De boer en de stieren in the middle of a waterval

 Ik zit in een caravan momenteel. Voor me, op een kleine radiator, drogen al m'n kleren. Het was zo'n dag met alleen maar regen. De hele dag regen, net als de hele nacht. Tussen de regen door, was het een uurtje droog, en dat uur heb ik gebruikt om m'n spullen in te pakken en te vertrekken van de camping. Nu zit ik op een andere camping.

   Het was een prachtige wandeling. Het was werkelijkwaar prachtig, de mooiste natuur die ik deze reis gezien heb, en misschien wel in m'n hele leven. De Zwitserse Jura, prach-tig. En eigenlijk, vond ik, gaf de regen het nog een extra draai, een nat bos met druppelende bomen, wandelend langs een waterval. Het was een enorme waterval, een waterval die wel een kilometer of twee duurde. Het was een waterval tussen twee gespleten rotsen door met een trap van uitgehouwen steen. De trap liep omhoog met links de rotswand, en een metertje naar rechts het denderende water, dat als een soort wildwaterbaan naar beneden stormde. Het was net een glijbaan zoals het over de ronde rotsen roetsjte. Er was een verdunning waar het water iets hoger stond, en een verbreding waar het water als over een glazen bol stroomde.

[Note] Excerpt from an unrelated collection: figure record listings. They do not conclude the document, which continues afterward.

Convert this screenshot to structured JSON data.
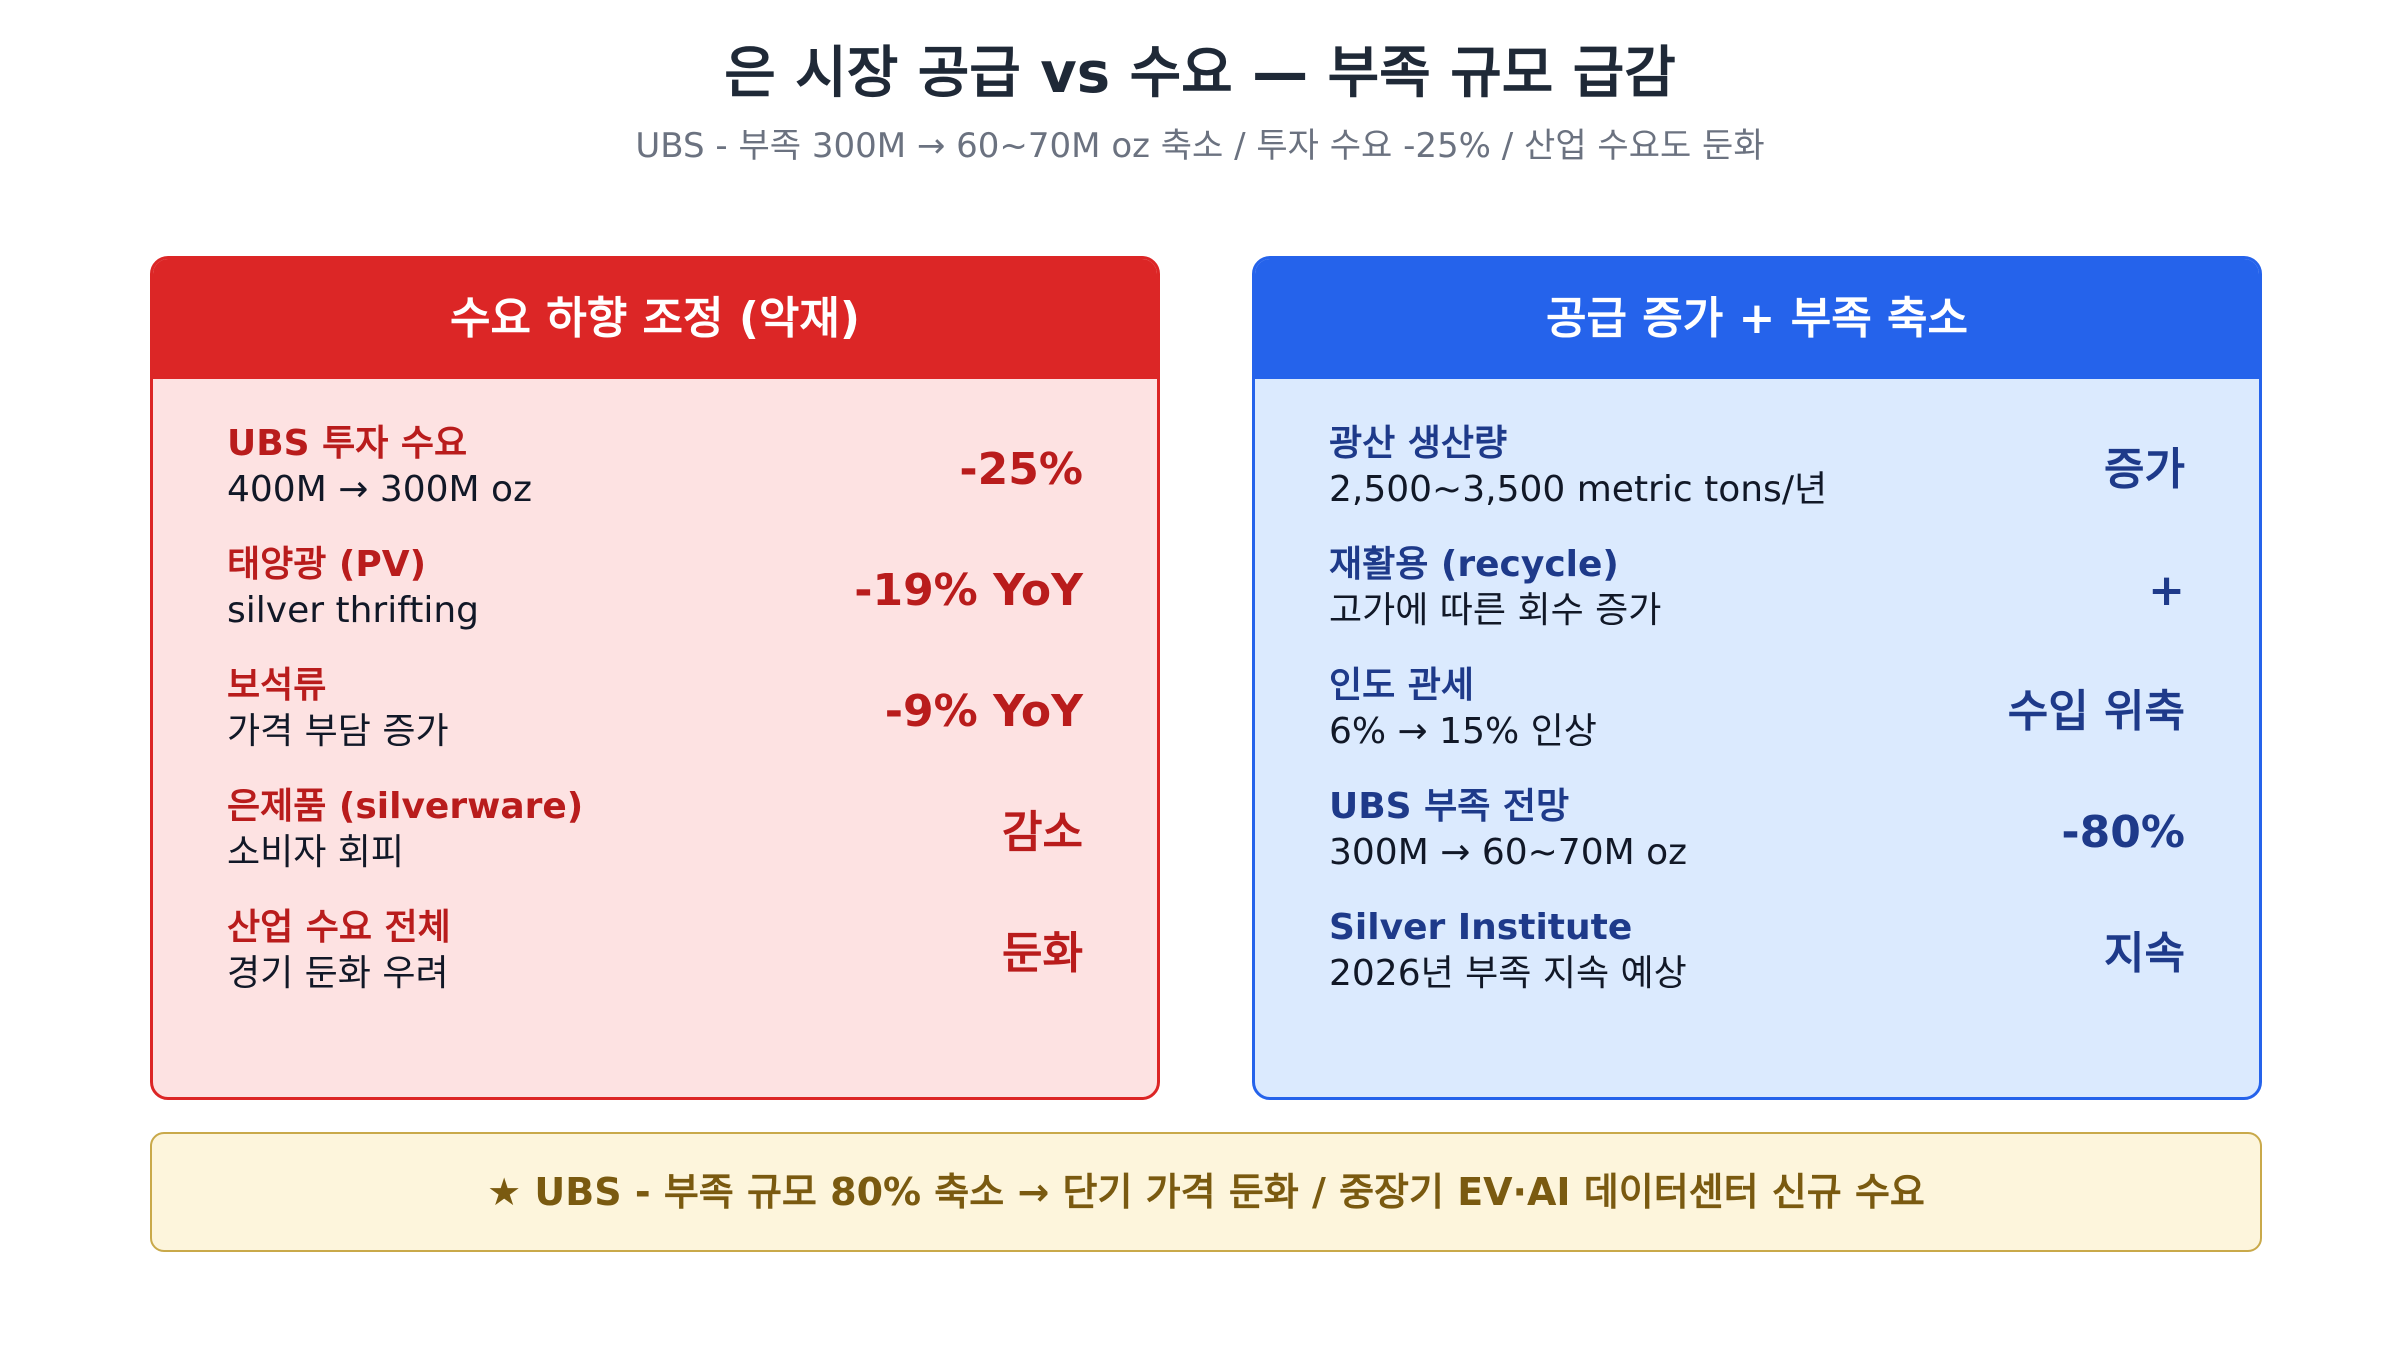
{
  "title": "은 시장 공급 vs 수요 — 부족 규모 급감",
  "subtitle": "UBS - 부족 300M → 60~70M oz 축소 / 투자 수요 -25% / 산업 수요도 둔화",
  "colors": {
    "demand_accent": "#dc2626",
    "demand_bg": "#fde2e2",
    "supply_accent": "#2563eb",
    "supply_bg": "#dbeafe",
    "footer_bg": "#fdf5dc",
    "footer_text": "#7a5a10"
  },
  "demand_panel": {
    "header": "수요 하향 조정 (악재)",
    "rows": [
      {
        "label": "UBS 투자 수요",
        "sub": "400M → 300M oz",
        "value": "-25%"
      },
      {
        "label": "태양광 (PV)",
        "sub": "silver thrifting",
        "value": "-19% YoY"
      },
      {
        "label": "보석류",
        "sub": "가격 부담 증가",
        "value": "-9% YoY"
      },
      {
        "label": "은제품 (silverware)",
        "sub": "소비자 회피",
        "value": "감소"
      },
      {
        "label": "산업 수요 전체",
        "sub": "경기 둔화 우려",
        "value": "둔화"
      }
    ]
  },
  "supply_panel": {
    "header": "공급 증가 + 부족 축소",
    "rows": [
      {
        "label": "광산 생산량",
        "sub": "2,500~3,500 metric tons/년",
        "value": "증가"
      },
      {
        "label": "재활용 (recycle)",
        "sub": "고가에 따른 회수 증가",
        "value": "+"
      },
      {
        "label": "인도 관세",
        "sub": "6% → 15% 인상",
        "value": "수입 위축"
      },
      {
        "label": "UBS 부족 전망",
        "sub": "300M → 60~70M oz",
        "value": "-80%"
      },
      {
        "label": "Silver Institute",
        "sub": "2026년 부족 지속 예상",
        "value": "지속"
      }
    ]
  },
  "footer": "★ UBS - 부족 규모 80% 축소 → 단기 가격 둔화 / 중장기 EV·AI 데이터센터 신규 수요"
}
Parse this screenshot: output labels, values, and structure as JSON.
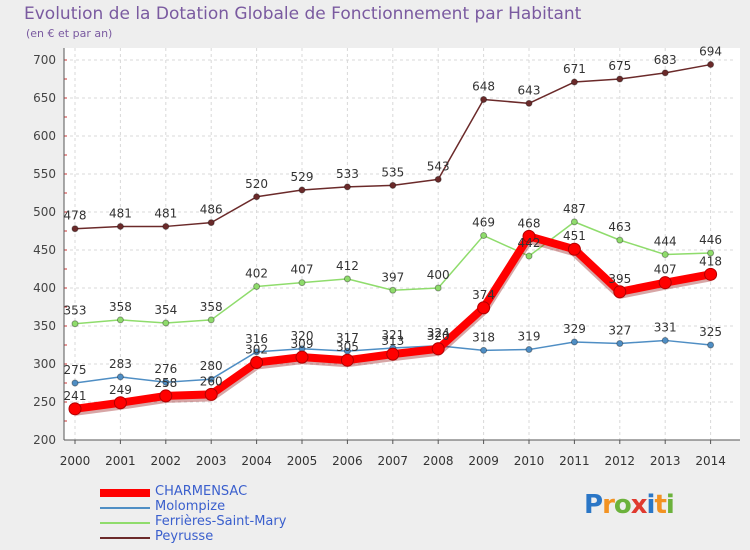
{
  "header": {
    "title": "Evolution de la Dotation Globale de Fonctionnement par Habitant",
    "subtitle": "(en € et par an)"
  },
  "logo": {
    "text": "Proxiti",
    "colors": [
      "#2a76c6",
      "#f29222",
      "#6cb23c",
      "#e03a2f",
      "#2a76c6",
      "#f29222",
      "#6cb23c"
    ]
  },
  "chart_data": {
    "type": "line",
    "title": "Evolution de la Dotation Globale de Fonctionnement par Habitant",
    "subtitle": "(en € et par an)",
    "xlabel": "",
    "ylabel": "",
    "ylim": [
      200,
      700
    ],
    "yticks": [
      200,
      250,
      300,
      350,
      400,
      450,
      500,
      550,
      600,
      650,
      700
    ],
    "grid": true,
    "legend_position": "bottom-left",
    "x": [
      "2000",
      "2001",
      "2002",
      "2003",
      "2004",
      "2005",
      "2006",
      "2007",
      "2008",
      "2009",
      "2010",
      "2011",
      "2012",
      "2013",
      "2014"
    ],
    "series": [
      {
        "name": "CHARMENSAC",
        "color": "#ff0000",
        "values": [
          241,
          249,
          258,
          260,
          302,
          309,
          305,
          313,
          320,
          374,
          468,
          451,
          395,
          407,
          418
        ],
        "labels": [
          "241",
          "249",
          "258",
          "260",
          "302",
          "309",
          "305",
          "313",
          "320",
          "374",
          "468",
          "451",
          "395",
          "407",
          "418"
        ]
      },
      {
        "name": "Molompize",
        "color": "#4f8ec4",
        "values": [
          275,
          283,
          276,
          280,
          316,
          320,
          317,
          321,
          324,
          318,
          319,
          329,
          327,
          331,
          325
        ],
        "labels": [
          "275",
          "283",
          "276",
          "280",
          "316",
          "320",
          "317",
          "321",
          "324",
          "318",
          "319",
          "329",
          "327",
          "331",
          "325"
        ]
      },
      {
        "name": "Ferrières-Saint-Mary",
        "color": "#8fdc6c",
        "values": [
          353,
          358,
          354,
          358,
          402,
          407,
          412,
          397,
          400,
          469,
          442,
          487,
          463,
          444,
          446
        ],
        "labels": [
          "353",
          "358",
          "354",
          "358",
          "402",
          "407",
          "412",
          "397",
          "400",
          "469",
          "442",
          "487",
          "463",
          "444",
          "446"
        ]
      },
      {
        "name": "Peyrusse",
        "color": "#6b2a2a",
        "values": [
          478,
          481,
          481,
          486,
          520,
          529,
          533,
          535,
          543,
          648,
          643,
          671,
          675,
          683,
          694
        ],
        "labels": [
          "478",
          "481",
          "481",
          "486",
          "520",
          "529",
          "533",
          "535",
          "543",
          "648",
          "643",
          "671",
          "675",
          "683",
          "694"
        ]
      }
    ]
  }
}
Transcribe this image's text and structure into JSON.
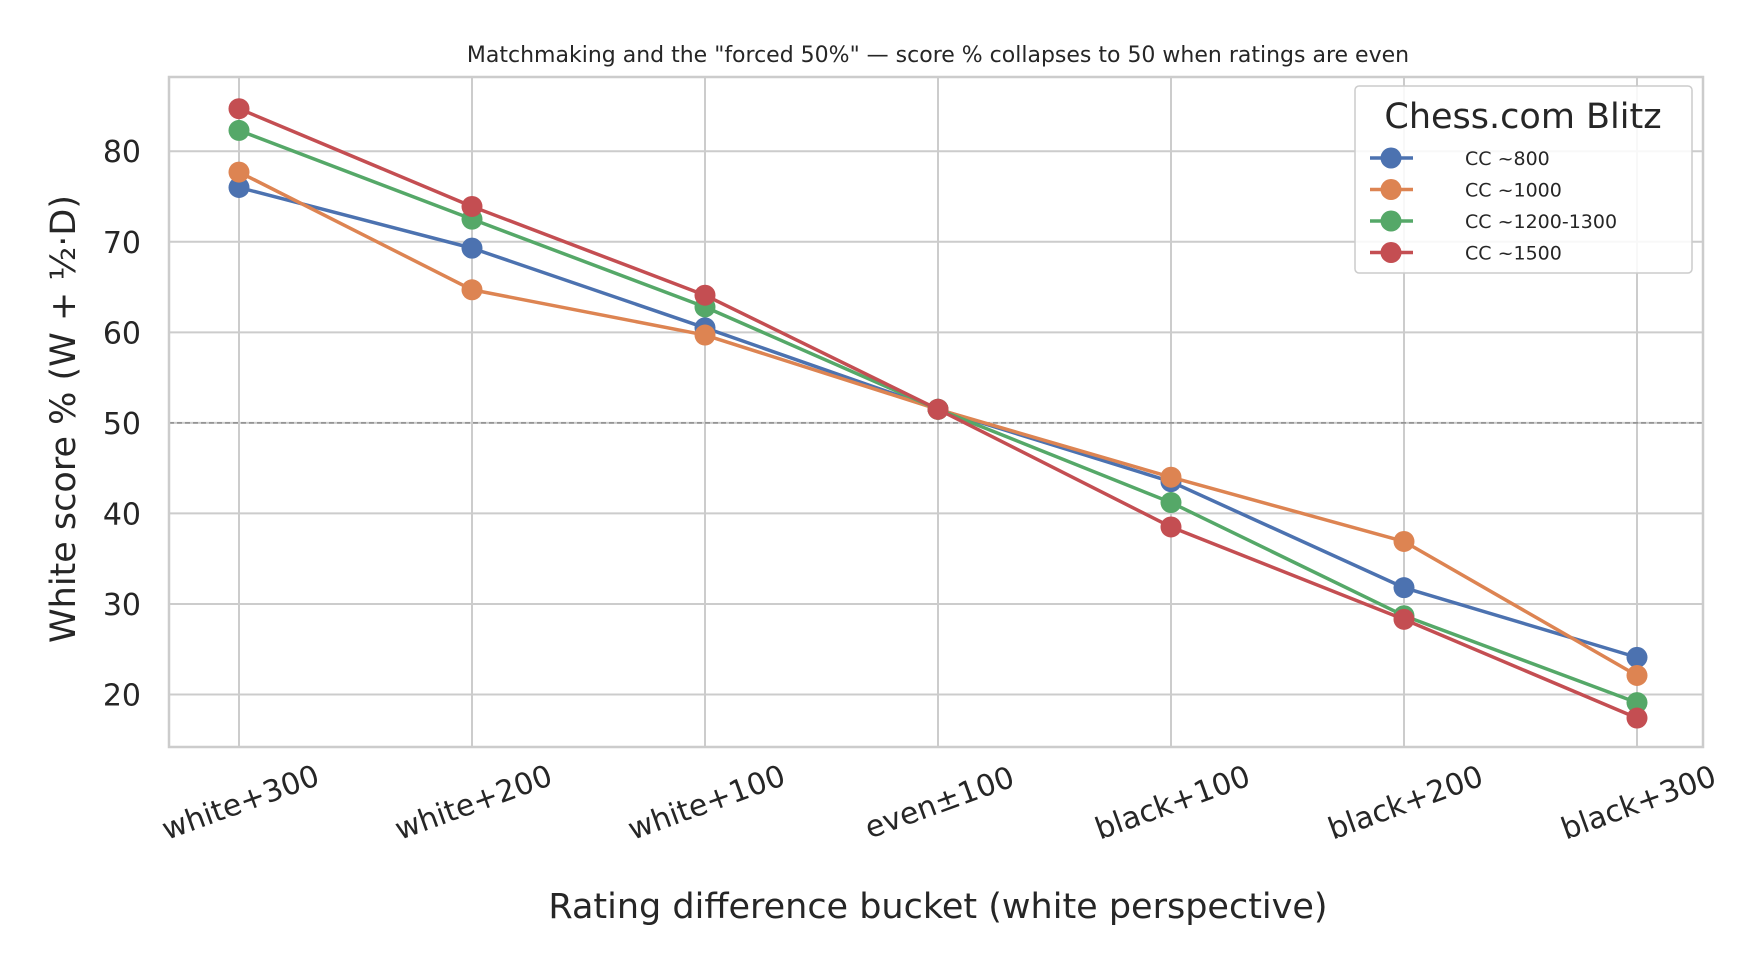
{
  "chart_data": {
    "type": "line",
    "title": "Matchmaking and the \"forced 50%\" — score % collapses to 50 when ratings are even",
    "xlabel": "Rating difference bucket (white perspective)",
    "ylabel": "White score % (W + ½·D)",
    "categories": [
      "white+300",
      "white+200",
      "white+100",
      "even±100",
      "black+100",
      "black+200",
      "black+300"
    ],
    "ylim": [
      14.2,
      88.2
    ],
    "yticks": [
      20,
      30,
      40,
      50,
      60,
      70,
      80
    ],
    "reference_line": 50,
    "grid": true,
    "legend": {
      "title": "Chess.com Blitz",
      "placement": "top-right"
    },
    "series": [
      {
        "name": "CC ~800",
        "color": "#4c72b0",
        "values": [
          76.0,
          69.3,
          60.5,
          51.5,
          43.5,
          31.8,
          24.1
        ]
      },
      {
        "name": "CC ~1000",
        "color": "#dd8452",
        "values": [
          77.7,
          64.7,
          59.7,
          51.5,
          44.0,
          36.9,
          22.1
        ]
      },
      {
        "name": "CC ~1200-1300",
        "color": "#55a868",
        "values": [
          82.3,
          72.5,
          62.8,
          51.5,
          41.2,
          28.7,
          19.1
        ]
      },
      {
        "name": "CC ~1500",
        "color": "#c44e52",
        "values": [
          84.7,
          73.9,
          64.1,
          51.5,
          38.5,
          28.3,
          17.4
        ]
      }
    ]
  }
}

   De dag stond absoluut in het teken van water, want de ramen van de caravan zijn beslagen van het vocht dat van m'n kleding dampt. Ik ben zo ongelooflijk blij met deze caravan, want buiten miezert het, al een uur of drie, wellicht al de hele dag, afwisselend met zwaardere regen.

   De regen was prachtig op het moment dat ik onder een rots stond, een kleine inkeping waar het droog was. Ik keek omhoog en zag de regendruppels naar beneden vallen tussen de twee wanden van ongeveer twee meter breed en dertig meter hoog. Het water droop van de graspollen - dat tussen spleten en de bovenkanten van de rotsen groeide, het bedekte - als een kraan die niet helemaal opengedraaid stond. Zo droop het water. Bovenop de wand stonden sparren waarvan de wortels hun weg vonden tussen spleten in het steen. Het pad begon als een trappetje waarna er met mos begroeide bruggetjes over de waterval heen stonden. Aan de overkant liep de trap verder met een touw waaraan ik me vast kon houden. Beneden me, zonder hek, zag ik het water in de diepte vallen, grote hoeveelheden denderend met een kabaal van jewelste, het wit van schuim en de hoeveelheid losse druppels die uiteenspatten op het steen en hun weg vervolgden richting rustig vaarwater. Even bedacht ik me hoe het zou zijn om een waterdruppel te zijn, hoe gaaf dat zou zijn.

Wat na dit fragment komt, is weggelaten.